An interesting examination of how QDF can affect rankings was done by Doctor Pete in a blog post from 2013 (as a portion of the rest of it here: http://moz.com/blog/whiteboard-friday-query-deserves-freshnesshttp://moz.com/blog/was-there-a-november-14th-google-update), but here are some of the main points quoted:
Google was viewing a search for "kaufman" as informational and generic, returning results for Andy Kaufman, Charlie Kaufman, cities named Kaufman, etc. A disambiguation box on the SERP even makes it clear that Google has trouble interpreting the query.
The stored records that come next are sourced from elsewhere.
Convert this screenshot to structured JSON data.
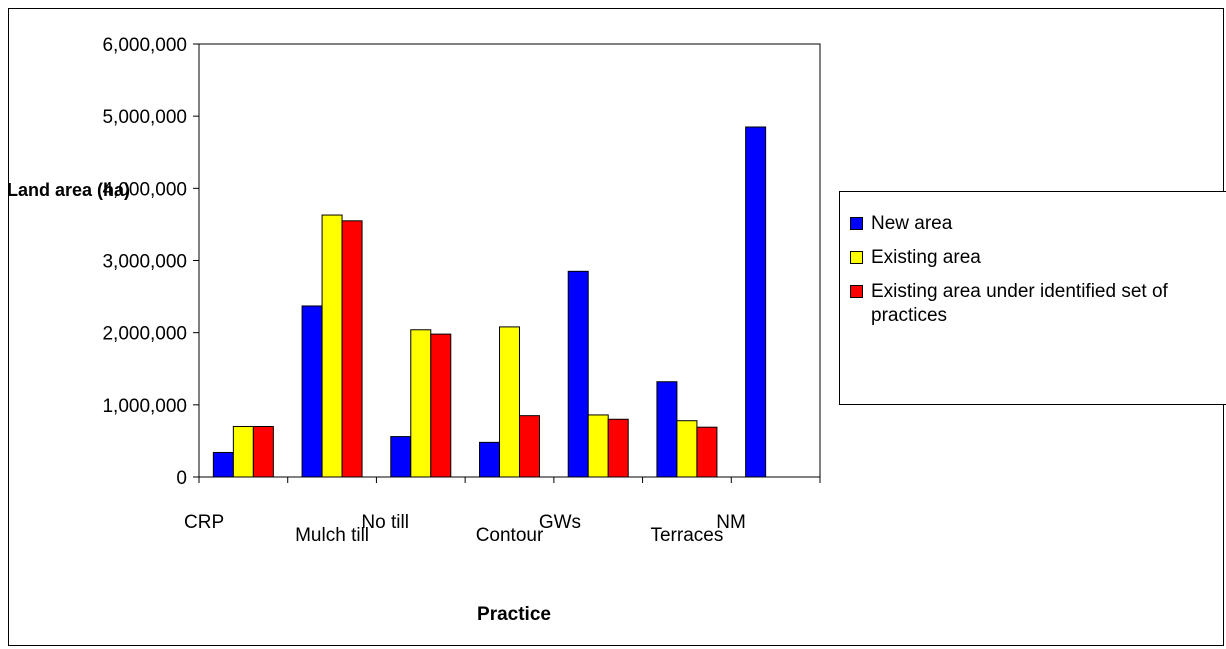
{
  "chart_data": {
    "type": "bar",
    "title": "",
    "xlabel": "Practice",
    "ylabel": "Land area (ha)",
    "ylim": [
      0,
      6000000
    ],
    "yticks": [
      "0",
      "1,000,000",
      "2,000,000",
      "3,000,000",
      "4,000,000",
      "5,000,000",
      "6,000,000"
    ],
    "categories": [
      "CRP",
      "Mulch till",
      "No till",
      "Contour",
      "GWs",
      "Terraces",
      "NM"
    ],
    "series": [
      {
        "name": "New area",
        "color": "#0000FF",
        "values": [
          340000,
          2370000,
          560000,
          480000,
          2850000,
          1320000,
          4850000
        ]
      },
      {
        "name": "Existing area",
        "color": "#FFFF00",
        "values": [
          700000,
          3630000,
          2040000,
          2080000,
          860000,
          780000,
          null
        ]
      },
      {
        "name": "Existing area under identified set of practices",
        "color": "#FF0000",
        "values": [
          700000,
          3550000,
          1980000,
          850000,
          800000,
          690000,
          null
        ]
      }
    ],
    "grid": false,
    "legend_position": "right"
  },
  "legend": {
    "items": [
      {
        "label": "New area",
        "color": "#0000FF"
      },
      {
        "label": "Existing area",
        "color": "#FFFF00"
      },
      {
        "label": "Existing area under identified set of practices",
        "color": "#FF0000"
      }
    ]
  }
}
After the story about Andy Kaufman broke, the SERP changed dramatically:
- CNN
- IMDB (Charlie Kaufman)
- CNN
- Wikipedia (Kaufman, TX)
- Fox News
- KaufmanCounty.net
- RobertKaufman.com
- KaufmanCo.com
- US Today
- NY Daily News
Where there were no news-related organic results before, news articles now accounted for half of the top ten, including the #1 and #3 spots. You may have heard the term "QDF" (Query Deserve Freshness) in the SEO world. What's interesting here is that QDF is not something that's just on or off for any particular query. A query that was relatively static transformed overnight because of new information. In other words, Google decided in real-time that this informational query was now a news query, simply based on new data and content.
Regular blogging can trigger this, and several other factors. Cheers!